An important aspect to this study was assessing the impact of RIPC across a spectrum of cardiovascular health, to determine if this influenced the efficacy of RIPC. Young healthy individuals typically present with unimpaired endothelial-vascular function and as the magnitude of the RIPC effect on cerebrovascular function, if any, is unknown, it is possible that a RIPC effect would be not be observable in this population. Accordingly, we assessed the effect of RIPC in healthy individuals and those at increased cardio- and cerebrovascular risk. As expected, cardiovascular risk metrics were significantly different between the groups, with the young healthy individuals displaying lower mean arterial pressure and higher resting cerebral blood flows compared to the elevated risk individuals. Nonetheless, we observed no differences in the efficacy of RIPC to improve cerebral autoregulation under normo- and hypercapnic conditions between the groups.

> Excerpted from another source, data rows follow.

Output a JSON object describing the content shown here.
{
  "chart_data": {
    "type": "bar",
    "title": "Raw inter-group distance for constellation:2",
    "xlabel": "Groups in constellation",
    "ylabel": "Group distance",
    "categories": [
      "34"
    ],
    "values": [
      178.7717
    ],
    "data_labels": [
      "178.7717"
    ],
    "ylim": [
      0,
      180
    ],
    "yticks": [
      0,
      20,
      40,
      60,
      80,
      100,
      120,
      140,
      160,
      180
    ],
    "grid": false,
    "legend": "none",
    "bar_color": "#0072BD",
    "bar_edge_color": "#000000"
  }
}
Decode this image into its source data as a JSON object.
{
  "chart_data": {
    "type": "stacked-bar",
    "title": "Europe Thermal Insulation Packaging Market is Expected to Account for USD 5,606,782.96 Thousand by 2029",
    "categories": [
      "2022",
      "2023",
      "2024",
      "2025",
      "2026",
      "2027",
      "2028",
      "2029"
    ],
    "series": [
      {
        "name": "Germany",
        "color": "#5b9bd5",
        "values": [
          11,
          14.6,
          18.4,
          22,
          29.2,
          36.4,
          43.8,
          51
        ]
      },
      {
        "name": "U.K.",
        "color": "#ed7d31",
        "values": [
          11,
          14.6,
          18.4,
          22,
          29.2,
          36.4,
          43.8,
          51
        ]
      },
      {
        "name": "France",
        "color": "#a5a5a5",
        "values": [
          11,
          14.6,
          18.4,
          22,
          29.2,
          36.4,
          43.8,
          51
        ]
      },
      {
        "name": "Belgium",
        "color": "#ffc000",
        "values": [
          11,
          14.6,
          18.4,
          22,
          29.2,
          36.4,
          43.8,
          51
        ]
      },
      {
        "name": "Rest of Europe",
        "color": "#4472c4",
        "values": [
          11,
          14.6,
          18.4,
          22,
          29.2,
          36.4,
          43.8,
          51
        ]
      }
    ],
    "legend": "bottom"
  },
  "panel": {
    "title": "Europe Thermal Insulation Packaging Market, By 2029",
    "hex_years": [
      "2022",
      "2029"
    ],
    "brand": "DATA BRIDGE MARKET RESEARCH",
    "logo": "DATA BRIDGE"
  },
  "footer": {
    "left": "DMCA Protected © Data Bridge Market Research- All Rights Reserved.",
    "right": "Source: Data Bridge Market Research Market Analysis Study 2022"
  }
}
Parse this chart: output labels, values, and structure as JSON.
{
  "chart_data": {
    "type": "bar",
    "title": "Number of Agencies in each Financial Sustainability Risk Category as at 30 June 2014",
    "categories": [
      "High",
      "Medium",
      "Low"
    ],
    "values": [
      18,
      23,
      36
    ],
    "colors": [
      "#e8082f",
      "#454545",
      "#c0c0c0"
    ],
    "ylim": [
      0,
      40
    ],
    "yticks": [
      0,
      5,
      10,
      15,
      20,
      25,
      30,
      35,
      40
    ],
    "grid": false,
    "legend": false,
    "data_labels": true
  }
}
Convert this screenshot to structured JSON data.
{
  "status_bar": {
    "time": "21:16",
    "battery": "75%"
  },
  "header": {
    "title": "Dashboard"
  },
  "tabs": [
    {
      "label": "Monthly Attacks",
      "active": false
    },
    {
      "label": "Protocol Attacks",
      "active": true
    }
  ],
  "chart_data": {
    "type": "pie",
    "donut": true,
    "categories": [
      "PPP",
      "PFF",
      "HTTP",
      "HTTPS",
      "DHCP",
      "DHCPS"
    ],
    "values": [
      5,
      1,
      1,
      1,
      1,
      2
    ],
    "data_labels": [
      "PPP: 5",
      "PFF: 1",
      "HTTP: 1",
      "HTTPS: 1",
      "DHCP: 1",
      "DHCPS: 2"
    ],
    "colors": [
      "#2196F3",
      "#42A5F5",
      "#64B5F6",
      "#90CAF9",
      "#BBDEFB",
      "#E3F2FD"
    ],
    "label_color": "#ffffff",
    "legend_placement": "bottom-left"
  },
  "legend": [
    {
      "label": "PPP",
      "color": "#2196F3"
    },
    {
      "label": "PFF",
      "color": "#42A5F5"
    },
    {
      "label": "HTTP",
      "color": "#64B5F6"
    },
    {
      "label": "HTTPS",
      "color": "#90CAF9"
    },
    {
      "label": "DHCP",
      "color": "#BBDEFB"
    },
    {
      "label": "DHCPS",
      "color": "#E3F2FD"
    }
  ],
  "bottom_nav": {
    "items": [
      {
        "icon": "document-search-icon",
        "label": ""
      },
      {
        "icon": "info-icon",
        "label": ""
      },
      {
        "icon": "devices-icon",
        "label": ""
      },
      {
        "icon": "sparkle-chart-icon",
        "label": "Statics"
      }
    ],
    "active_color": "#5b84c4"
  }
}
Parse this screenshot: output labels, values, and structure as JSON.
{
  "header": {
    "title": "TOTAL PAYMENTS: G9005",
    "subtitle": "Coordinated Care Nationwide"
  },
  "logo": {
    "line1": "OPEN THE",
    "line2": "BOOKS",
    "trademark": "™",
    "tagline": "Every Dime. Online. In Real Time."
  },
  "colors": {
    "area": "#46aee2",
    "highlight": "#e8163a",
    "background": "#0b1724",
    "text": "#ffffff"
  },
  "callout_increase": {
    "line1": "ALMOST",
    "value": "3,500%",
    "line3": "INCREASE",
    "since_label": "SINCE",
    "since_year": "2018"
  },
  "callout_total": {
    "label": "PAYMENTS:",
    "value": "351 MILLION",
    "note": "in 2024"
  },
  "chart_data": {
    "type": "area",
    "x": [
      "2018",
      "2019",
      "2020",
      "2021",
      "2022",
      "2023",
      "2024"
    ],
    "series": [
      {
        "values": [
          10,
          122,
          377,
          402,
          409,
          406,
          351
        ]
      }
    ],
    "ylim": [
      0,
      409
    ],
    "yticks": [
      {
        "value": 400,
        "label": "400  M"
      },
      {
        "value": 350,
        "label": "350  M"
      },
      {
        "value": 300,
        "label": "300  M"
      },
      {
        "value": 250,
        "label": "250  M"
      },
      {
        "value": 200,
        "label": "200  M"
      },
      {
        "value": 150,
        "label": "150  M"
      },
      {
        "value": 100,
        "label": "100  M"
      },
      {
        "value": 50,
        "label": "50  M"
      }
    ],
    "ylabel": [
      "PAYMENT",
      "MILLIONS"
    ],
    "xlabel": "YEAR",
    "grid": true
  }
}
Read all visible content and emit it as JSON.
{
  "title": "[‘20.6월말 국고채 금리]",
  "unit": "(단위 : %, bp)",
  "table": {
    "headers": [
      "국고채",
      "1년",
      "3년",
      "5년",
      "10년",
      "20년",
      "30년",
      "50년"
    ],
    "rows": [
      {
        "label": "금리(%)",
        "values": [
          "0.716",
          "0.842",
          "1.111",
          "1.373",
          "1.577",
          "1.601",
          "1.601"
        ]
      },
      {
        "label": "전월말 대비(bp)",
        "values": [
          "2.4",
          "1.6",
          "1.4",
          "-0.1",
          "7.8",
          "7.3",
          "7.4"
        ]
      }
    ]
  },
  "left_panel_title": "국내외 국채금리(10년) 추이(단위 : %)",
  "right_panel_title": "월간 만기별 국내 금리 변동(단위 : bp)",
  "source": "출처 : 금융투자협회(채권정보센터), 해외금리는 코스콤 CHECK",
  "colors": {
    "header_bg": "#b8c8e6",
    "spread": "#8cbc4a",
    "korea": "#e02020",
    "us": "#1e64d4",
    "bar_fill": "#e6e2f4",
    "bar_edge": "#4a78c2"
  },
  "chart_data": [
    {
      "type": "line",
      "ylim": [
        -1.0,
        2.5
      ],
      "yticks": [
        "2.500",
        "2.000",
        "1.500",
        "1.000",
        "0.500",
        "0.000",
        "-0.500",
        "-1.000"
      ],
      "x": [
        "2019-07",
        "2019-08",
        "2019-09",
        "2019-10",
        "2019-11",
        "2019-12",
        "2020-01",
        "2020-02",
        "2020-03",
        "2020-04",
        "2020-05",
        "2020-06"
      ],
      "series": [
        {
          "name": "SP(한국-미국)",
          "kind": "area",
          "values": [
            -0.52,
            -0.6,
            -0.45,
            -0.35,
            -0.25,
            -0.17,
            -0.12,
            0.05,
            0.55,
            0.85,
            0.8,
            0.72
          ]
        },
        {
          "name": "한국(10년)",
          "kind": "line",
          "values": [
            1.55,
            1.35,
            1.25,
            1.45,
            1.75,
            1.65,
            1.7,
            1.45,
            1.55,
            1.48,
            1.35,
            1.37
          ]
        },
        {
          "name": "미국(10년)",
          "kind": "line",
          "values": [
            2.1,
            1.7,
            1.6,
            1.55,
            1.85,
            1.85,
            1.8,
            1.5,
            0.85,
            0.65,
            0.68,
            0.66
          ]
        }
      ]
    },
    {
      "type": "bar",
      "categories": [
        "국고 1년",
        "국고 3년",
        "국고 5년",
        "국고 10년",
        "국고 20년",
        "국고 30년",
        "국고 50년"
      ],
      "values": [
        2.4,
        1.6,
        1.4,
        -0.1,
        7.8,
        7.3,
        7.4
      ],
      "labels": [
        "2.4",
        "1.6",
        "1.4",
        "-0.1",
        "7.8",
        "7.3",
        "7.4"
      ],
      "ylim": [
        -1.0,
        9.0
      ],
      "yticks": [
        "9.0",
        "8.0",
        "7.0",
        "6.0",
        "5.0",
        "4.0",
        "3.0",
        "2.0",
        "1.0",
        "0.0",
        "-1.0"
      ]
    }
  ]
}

We acknowledge the present study is not without limitations. Middle cerebral artery blood velocity was measured using transcranial Doppler, a technique that provides a reliable surrogate for absolute cerebral blood flow providing the insonated artery diameter remains constant across and between the study conditions (Ainslie and Hoiland 2014). Although unlikely, we cannot discount the possibility that RIPC induced a change in middle cerebral artery diameter that impacted our measures of cerebral blood flow. Our study included a mix of males and females which may have increased variability in our cerebral responses related to sex hormones (Krause et al. 2006). Additionally, the phase of the menstrual cycle in the female participants was not controlled, however as recent studies have reported that cerebral autoregulation and cerebral vascular reactivity to carbon dioxide remains unchanged across the menstrual cycle (Favre and Serrador 2019; Peltonen et al. 2016), it is unlikely it influenced our findings. Participants were screened for overt cardiovascular risk, however were not invasively screened for the presence of proximal cerebral stenosis or carotid artery disease, which if present may have impaired the cerebral autoregulatory responses. Finally, we recruited young healthy and older participants with CVD risk factors, meaning our results cannot be generalised to clinical populations. It is possible that RIPC may have had an observable effect in participants with clinical manifestation of cardio- or cerebrovascular disease and future studies will be required to determine this.

Conclusion

The findings of this study extend our fundamental knowledge on the physiological effects of RIPC in humans by assessing for the first time the acute impact of RIPC on cerebral perfusion, cerebral autoregulation and CO2 reactivity. Although acute RIPC has been found to increase peripheral blood flow (limbs, heart), we report that this effect of RIPC does not extend to the cerebral circulation, as no change was observed in cerebral perfusion during RIPC. Additionally, RIPC did not influence cerebral function, as measured by autoregulation and cerebrovascular CO2 reactivity. With recent clinical trials showing that repeated RIPC provides neuroprotection in humans, future studies are required to determine whether repeated exposure to the RIPC stimulus is necessary to induce changes in cerebral function.